New paper: Types Are Calling Conventions
I’ve just submitted a paper, coauthored with Simon Peyton Jones, to the Haskell Symposium. In this paper, we outline what we think is an interesting point in the design space of intermediate languages for a lazy functional programming language like Haskell, and show some cool optimisations that we can do with it that are hard or impossible to express in the intermediate language used by GHC today.
Although this mainly represents a potential improvement in GHC’s internals, where I’d really like to go with this is to push the ability to make a distinction between strict and lazy data into the type system of Haskell itself. This would mean that you could, for example, write functions that produce element-strict lists, and document some of the strictness properties of your functions in their types.
If any of this sounds interesting to you, you can obtain the paper from my freshly-minted Computer Lab website. You can leave any comments you may have on the corresponding Wiki page.
Edward,
Not quite: I think we can get autolifting almost for free.
Essentially, to retain polymorphism the idea is this: thunk on BOTH sides of the function arrow. Now the translation of the identity function on |Int|s has type |{Int} -> {Int}|.
Polymorphic functions like |map| now ALWAYS strictly evaluate expressions of polymorphic type - but it's up to the caller as to whether that should lead to thunk creation or real evaluation. Essentially we move thunking from use-sites into definition-sites.

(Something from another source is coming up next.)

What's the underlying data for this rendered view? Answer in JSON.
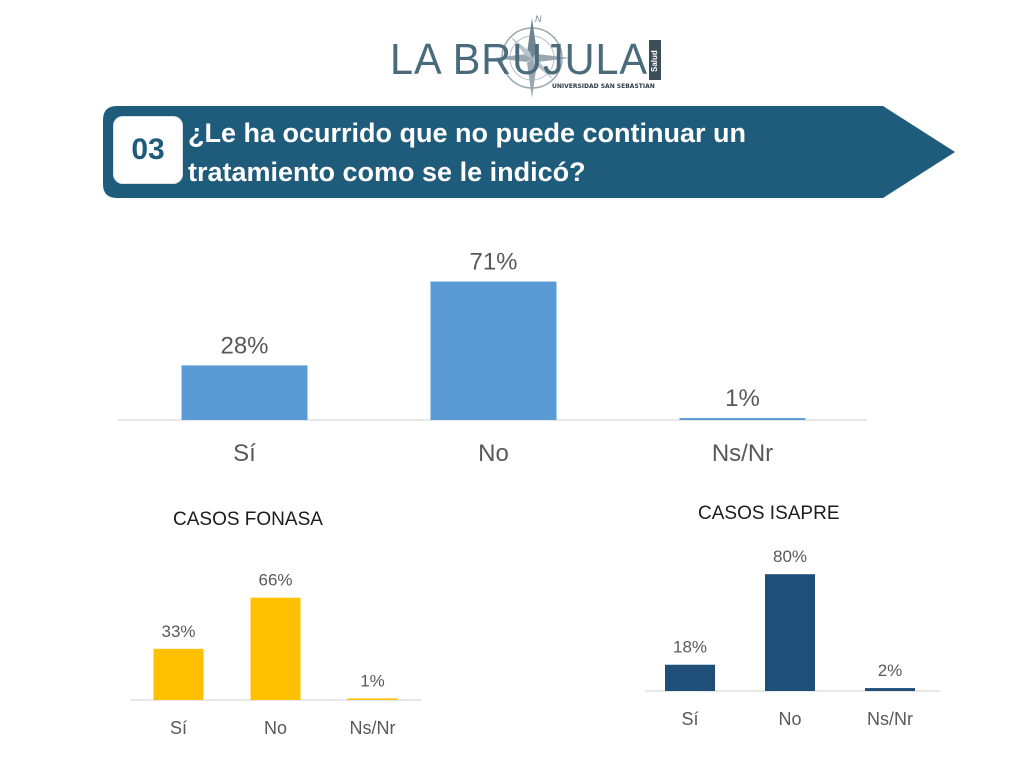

Now, the question is how much of the extra thunks this creates we can optimize away. For example, the binary function of type |Int -> Int -> Int| is translated to one of type |{Int} -> {{Int} -> {Int}}|, so you're going to end up doing a lot of bogus thunk operations which are immediately blasted by a force. This sucks and needs to change.
I think this scheme will work, but I need to flesh out the details and finish writing the paper :-)
By "more inefficient thunking mechanism" do you mean the autolifting types from the Not Not ML paper?
R.W.Harper (one of the ML designers) discusses using type systems to distinguish strict from lazy in his PL textbook (online draft on his web site: http://www.cs.cmu.edu/~rwh/plbook/book.pdf)
Distingushing between laziness and strictness in the type system is certainly not a new idea. Personally, I prefer the type system of Not Not ML (http://research.microsoft.com/en-us/um/people/simonpj/papers/not-not-ml/) has the nicest take on it, as the type system there encodes some nice operational notions about the difference between "strict" and "lazy".
That said, I hadn't seen the particular type system Harper suggests before. However, he doesn't seem to deal with the principal interesting features of adding hybrid lazy/strict evaluation to the language, namely:
1) Interaction with polymorphism. Can you instantiate a type variable with both lifted and unlifted types? I have a preliminary paper that answer this question, and the answer is "yes, as long as you are willing to accept a more inefficient thunking translation into the intermediate language"
2) Automatic insertion of thunk/force operations in a type-directed manner. This reduces the notational burden of working with mixed evaluation order. I'm also making some progress on this front.
If you know of any related work on these two axes please do let me know!